Some memories, like that one – early ones usually, are etched into the soul. My dad took us to see the opening night performance at the Crucible in 1971 where Ian McKellan (aka Gandalf) kissed the stage and demonstrated the full effect of the thrust stage on the first few rows of the audience. My first gig, Rick Wakeman at the City Hall thanks to my ‘prog’ mate Chris, clashed with the night Wednesday avoided relegation to the old fourth division in 1976. To his credit and long before smart-anythings, Rick announced the result to a mixed, but I like to think, largely positive reception. Close shave. A year later, the whole nation watched John Spencer winning the first World Snooker Championship to be held at the Crucible on TV. An even better use of the thrust stage. Of course, the ‘Boxing Day Massacre’ of 1979 – red or blue, it’s a fixed point in time which somehow overshadows other less serious (political) events that year. Almost. The chilling sight of an endless convoy of para-military police vehicles passing along High Street to do battle with local miners in 1984; how can you forget that? As an impressionable 22-year-old sitting at the top of Fargate looking down, possibly eating chips, while waiting for the late-night bus, it might have had an even bigger impact if I hadn’t had a few too many pints of Wards. After this, things get a bit blurry. But they always did after too much Wards.

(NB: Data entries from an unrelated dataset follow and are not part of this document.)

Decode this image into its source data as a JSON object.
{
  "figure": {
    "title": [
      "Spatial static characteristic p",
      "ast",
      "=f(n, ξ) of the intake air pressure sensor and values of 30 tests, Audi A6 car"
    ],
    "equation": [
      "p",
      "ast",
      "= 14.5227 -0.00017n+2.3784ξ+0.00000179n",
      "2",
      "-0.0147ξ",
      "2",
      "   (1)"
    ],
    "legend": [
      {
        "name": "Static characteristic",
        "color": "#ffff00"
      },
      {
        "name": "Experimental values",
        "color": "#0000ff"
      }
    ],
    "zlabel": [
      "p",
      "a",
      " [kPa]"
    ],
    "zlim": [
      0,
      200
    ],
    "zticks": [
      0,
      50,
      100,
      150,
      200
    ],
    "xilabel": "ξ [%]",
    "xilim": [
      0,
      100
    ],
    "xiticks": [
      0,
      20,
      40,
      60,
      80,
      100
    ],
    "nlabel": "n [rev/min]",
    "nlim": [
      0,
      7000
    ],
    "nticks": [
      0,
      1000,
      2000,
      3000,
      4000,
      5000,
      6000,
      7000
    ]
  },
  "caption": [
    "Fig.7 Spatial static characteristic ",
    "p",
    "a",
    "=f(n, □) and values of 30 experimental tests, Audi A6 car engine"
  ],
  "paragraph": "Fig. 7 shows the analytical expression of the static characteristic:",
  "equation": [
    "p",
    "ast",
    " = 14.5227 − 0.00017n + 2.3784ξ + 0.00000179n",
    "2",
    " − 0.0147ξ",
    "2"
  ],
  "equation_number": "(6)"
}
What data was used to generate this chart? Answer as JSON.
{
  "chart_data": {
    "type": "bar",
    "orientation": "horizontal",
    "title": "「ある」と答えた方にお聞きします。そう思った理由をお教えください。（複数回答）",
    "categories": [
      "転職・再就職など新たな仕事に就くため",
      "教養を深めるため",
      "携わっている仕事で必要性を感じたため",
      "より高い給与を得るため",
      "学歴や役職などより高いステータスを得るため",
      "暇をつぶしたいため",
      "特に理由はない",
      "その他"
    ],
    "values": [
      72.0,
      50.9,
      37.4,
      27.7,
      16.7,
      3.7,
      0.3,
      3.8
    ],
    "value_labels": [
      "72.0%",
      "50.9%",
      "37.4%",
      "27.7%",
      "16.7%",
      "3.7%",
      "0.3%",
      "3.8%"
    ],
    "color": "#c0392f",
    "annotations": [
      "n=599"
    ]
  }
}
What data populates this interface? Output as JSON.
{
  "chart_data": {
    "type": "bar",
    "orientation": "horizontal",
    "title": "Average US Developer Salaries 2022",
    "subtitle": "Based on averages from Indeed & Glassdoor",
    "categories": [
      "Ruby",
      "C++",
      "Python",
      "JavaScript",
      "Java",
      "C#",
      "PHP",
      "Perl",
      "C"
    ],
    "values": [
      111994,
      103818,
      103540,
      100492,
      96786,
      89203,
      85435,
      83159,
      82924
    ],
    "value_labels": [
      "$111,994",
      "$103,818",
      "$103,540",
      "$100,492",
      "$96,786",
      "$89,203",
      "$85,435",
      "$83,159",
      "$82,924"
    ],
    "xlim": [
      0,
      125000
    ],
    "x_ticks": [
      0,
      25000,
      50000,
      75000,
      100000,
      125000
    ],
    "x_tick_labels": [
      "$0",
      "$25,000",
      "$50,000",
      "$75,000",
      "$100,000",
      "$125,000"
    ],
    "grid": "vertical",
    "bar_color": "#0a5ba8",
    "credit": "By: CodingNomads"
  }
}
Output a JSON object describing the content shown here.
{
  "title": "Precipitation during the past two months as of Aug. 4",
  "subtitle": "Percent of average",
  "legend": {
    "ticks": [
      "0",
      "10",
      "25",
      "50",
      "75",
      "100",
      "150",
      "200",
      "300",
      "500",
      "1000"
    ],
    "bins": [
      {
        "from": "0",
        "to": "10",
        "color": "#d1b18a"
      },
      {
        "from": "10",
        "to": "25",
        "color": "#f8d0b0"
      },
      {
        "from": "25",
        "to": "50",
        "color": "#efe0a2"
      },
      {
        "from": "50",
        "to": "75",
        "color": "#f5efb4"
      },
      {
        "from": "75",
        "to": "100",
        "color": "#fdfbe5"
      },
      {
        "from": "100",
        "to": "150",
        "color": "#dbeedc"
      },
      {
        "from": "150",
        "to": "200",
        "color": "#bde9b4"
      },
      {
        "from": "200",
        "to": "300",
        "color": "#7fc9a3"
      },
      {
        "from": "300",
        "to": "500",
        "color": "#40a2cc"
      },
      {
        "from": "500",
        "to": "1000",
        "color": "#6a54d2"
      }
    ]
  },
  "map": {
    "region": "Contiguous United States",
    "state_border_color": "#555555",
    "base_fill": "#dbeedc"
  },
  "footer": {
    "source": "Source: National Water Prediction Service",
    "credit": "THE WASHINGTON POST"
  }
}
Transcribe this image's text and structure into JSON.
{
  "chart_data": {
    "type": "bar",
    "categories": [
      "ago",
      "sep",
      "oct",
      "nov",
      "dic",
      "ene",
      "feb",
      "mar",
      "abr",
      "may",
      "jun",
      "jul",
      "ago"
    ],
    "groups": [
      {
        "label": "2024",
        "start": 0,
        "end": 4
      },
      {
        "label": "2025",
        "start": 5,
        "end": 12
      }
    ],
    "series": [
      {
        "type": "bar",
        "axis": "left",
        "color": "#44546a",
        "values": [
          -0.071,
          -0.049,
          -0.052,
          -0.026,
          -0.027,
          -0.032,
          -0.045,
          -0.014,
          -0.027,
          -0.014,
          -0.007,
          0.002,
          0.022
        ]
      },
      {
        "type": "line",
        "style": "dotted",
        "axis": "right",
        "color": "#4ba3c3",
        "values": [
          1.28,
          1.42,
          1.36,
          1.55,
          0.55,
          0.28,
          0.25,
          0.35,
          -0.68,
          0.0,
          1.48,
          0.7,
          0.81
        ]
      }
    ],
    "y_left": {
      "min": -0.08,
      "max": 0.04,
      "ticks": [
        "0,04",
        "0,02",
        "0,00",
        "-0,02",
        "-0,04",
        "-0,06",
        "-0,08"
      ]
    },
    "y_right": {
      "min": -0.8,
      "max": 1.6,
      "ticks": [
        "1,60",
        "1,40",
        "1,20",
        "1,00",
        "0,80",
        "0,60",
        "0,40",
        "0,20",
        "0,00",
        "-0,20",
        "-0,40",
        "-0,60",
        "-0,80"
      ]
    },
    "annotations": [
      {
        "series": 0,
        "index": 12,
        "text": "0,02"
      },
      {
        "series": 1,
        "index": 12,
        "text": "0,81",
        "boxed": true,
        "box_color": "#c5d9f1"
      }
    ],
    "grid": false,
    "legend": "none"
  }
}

Times, dates, years merge. But gigs especially seem to puncture the fog with points fixed less in time and more in space. Lonnie, and son Ronnie, Brooks at Ecclesall Non-Political Club, Frank White at The Pheasant, Don Valley and the Rotherhides at the University and the legendary Steve Gibbons at the Greystones (used to be the Highcliffe apparently) and now Blackbeard’s Tea Party, also at the Greystones, link experiences to places.
The omission in my misty-eyed reminiscences of the last venue and its family connections, more serious than my confusing a Greystones landmark with a Parkhead one was my dad’s return to the Greystones a few years ago, after my mum died and before Covid, as an audience member on singers’ nights’. Taken along by my big brother, known to some Sheffield music fans as ex-Rotherhide Roscoe Banks, and still playing brilliant guitar, occasional banjo and singing uniquely original songs, those nights were as special to my dad as any of his own glory days. ‘Tex’ would recount to me, as a matter of fact, with unhidden pride and on every occasion after those nights how, ‘Martin was the best’…Music seemed to keep him in the moment. He never stopped singing and at almost any opportunity, performing and started to play the guitar again somehow in his late eighties with arthritic fingers and a trademark smile. I think the good looks and retaining an enviable amount of hair helped. He seemed to harness the full power of the smile sometime after he retired and the last of his four sons finally left home. It’s up there with the power of music. Combine the two and you’re onto a winner…and if you also believe in Father Christmas and keep your eyes on the skies, you’ll probably not go too far wrong. Maybe keep a pair of binoculars handy?